I am trying to write a small and simple parser for symbolic specifications in C++. I first tried using tools such as Yacc/Bison (which I already know) and ANTLR, but these are much too unwieldy and complex for what I am trying to do.
My language has the following binary operators: = (specification), + (sum), . (product); and the following unary operators: Seq (sequence of an expression), Z(###) (unit element which can be numbered), and E(###) (neutral element which can also be numbered). It should also contain variables. I think the binding priority on sum and product should be the standard priority.
Here is an example of a system of rules:
A = Seq B
B = Z(1) + Z(2).Z(2).C
C = E(1) + Z(4).Z(4).B
which I would like to parse to a associative map, indexing expression trees (Seq B) to a variable name (A).

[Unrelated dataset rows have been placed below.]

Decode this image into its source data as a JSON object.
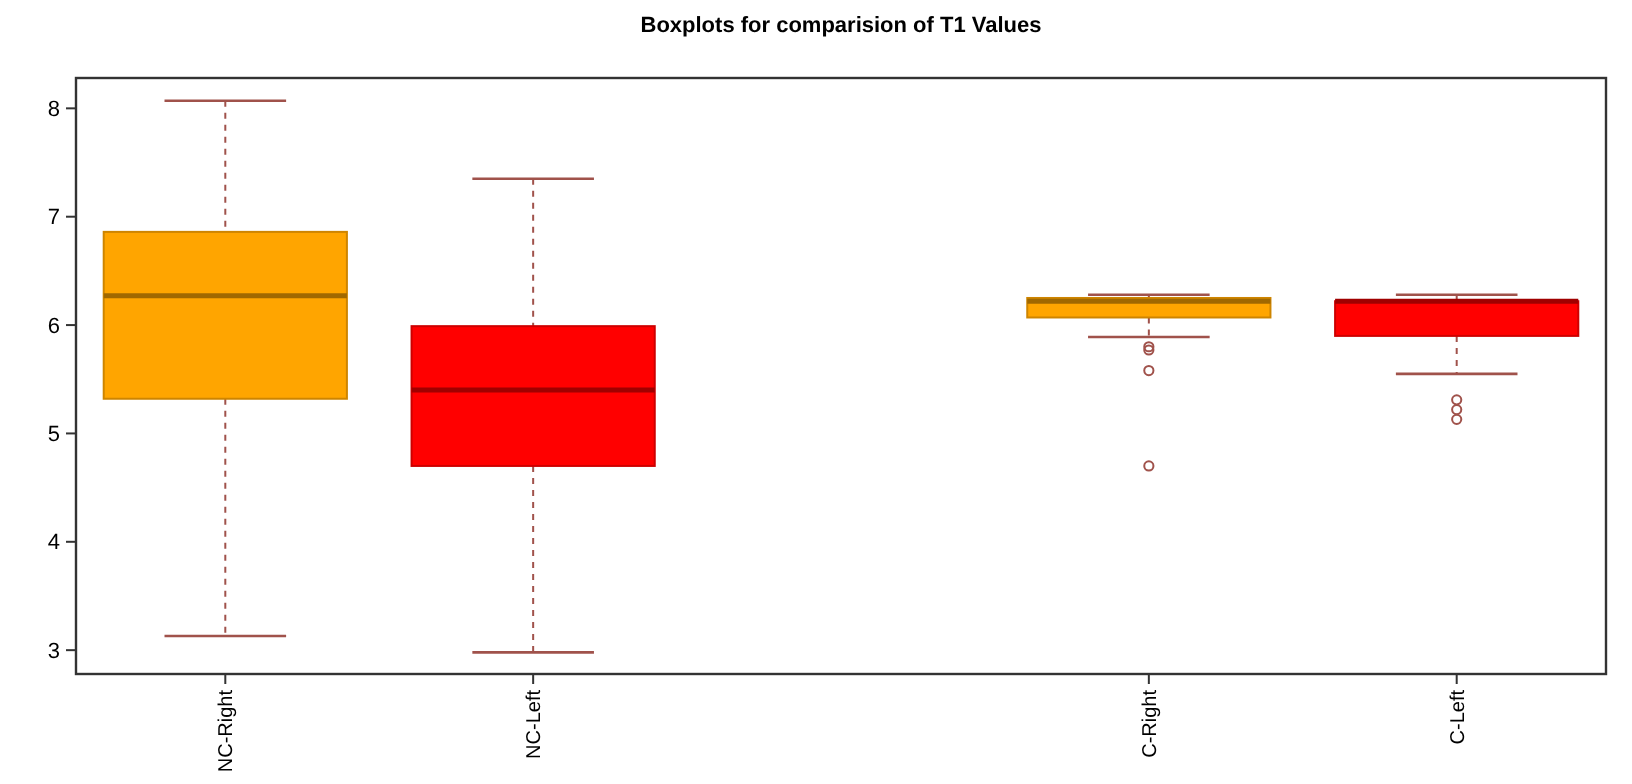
{
  "chart_data": {
    "type": "box",
    "title": "Boxplots for comparision of T1 Values",
    "categories": [
      "NC-Right",
      "NC-Left",
      null,
      "C-Right",
      "C-Left"
    ],
    "colors": [
      "#ffa500",
      "#ff0000",
      null,
      "#ffa500",
      "#ff0000"
    ],
    "boxes": [
      {
        "low": 3.13,
        "q1": 5.32,
        "median": 6.27,
        "q3": 6.86,
        "high": 8.07
      },
      {
        "low": 2.98,
        "q1": 4.7,
        "median": 5.4,
        "q3": 5.99,
        "high": 7.35
      },
      null,
      {
        "low": 5.89,
        "q1": 6.07,
        "median": 6.22,
        "q3": 6.25,
        "high": 6.28,
        "outliers": [
          5.8,
          5.77,
          5.58,
          4.7
        ]
      },
      {
        "low": 5.55,
        "q1": 5.9,
        "median": 6.22,
        "q3": 6.22,
        "high": 6.28,
        "outliers": [
          5.31,
          5.22,
          5.13
        ]
      }
    ],
    "ylim": [
      2.78,
      8.28
    ],
    "yticks": [
      3,
      4,
      5,
      6,
      7,
      8
    ],
    "grid": false
  }
}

After several auxiliary attempts (using Python, for instance), I have identified an ideal tool for this, Spirit in the Boost Library. I would like something more tightly integrated in the code. And the following StackOverflow gives most of the elements that I should need:
Boolean expression (grammar) parser in c++
However Spirit is pretty complicated, and I am not helped by the fact that I am not comfortable with the advanced C++ traits that the library uses - or more to the fact, I am not sure how to correct errors given by my compiler. My latest attempt:
https://gist.github.com/anonymous/354bb84e54042a3b54f3
It will not compile. Even if it did, I am not sure I understand how I would manipulate the parsed structure. I am not sure if I am on the right track.
Can somebody help get back on point? Or suggest an alternate reasonable solution?
UPDATE 1: Here is a more precise description of what I want.
A list of rules
"VAR = EXPR"
Where EXPR is:
EXPR := EXPR + EXPR
| EXPR . EXPR
| Seq EXPR
| Z<digits*> (defaults to zero if not placed)
| E<digits*> (defaults to zero if not placed)
| VAR
VAR := alnum+ (excludes Z## and E##)
For instance:
PP = Z + L1 . R1 + L2 . R2 + L3 . R3 + Seq Z3 . Seq Z4
L1 = Z10.Z9
R1 = Z12.PP + E4
...
Would give me an associative table:
[ "PP" -> parsing tree that I can navigate for (Z + L1...)
"L1" -> parsing tree for ...
]
Where PP is:
PP = (((((Z + (L1 . R1)) + (L2 . R2)) + (L3 . R3))) + ((Seq Z3) . (Seq Z4)))
I should say that cv_and_he's debugging was already incredibly useful, but: -- I am not sure my grammar is correct; -- I don't know how to parse the list from a system of equations; -- I have no clue how to exploit/navigate the parsing tree once its been parsed.
My endgoal is to write recursive functions that traverse the tree and make some simulations accordingly.
UPDATE 2: I have managed to get most of the parsing done:
https://gist.github.com/anonymous/b6a63a1aa5caa6461dd6
I wonder if it is correct, or if I am missing a mistake. After that, what I cannot figure out is: - how to best parse a list of such rules (instead of just one); - how to traverse the parsed rules, and modify states (for instance, I would like to renumber the variables, and associate each variable with an integer that is always the same - lambda renumbering).
UPDATE 3: I guess part of my question now is: how can I make a "static visitor" not static, i.e., how can I make it have a state, that is modifiable.
UPDATE 4: I found an answer to the last question here:
How can I use the boost visitor concept with a class containing state variables?
I wonder if it is a sound solution. And I am still left wondering what is the best way of parsing a list of rules.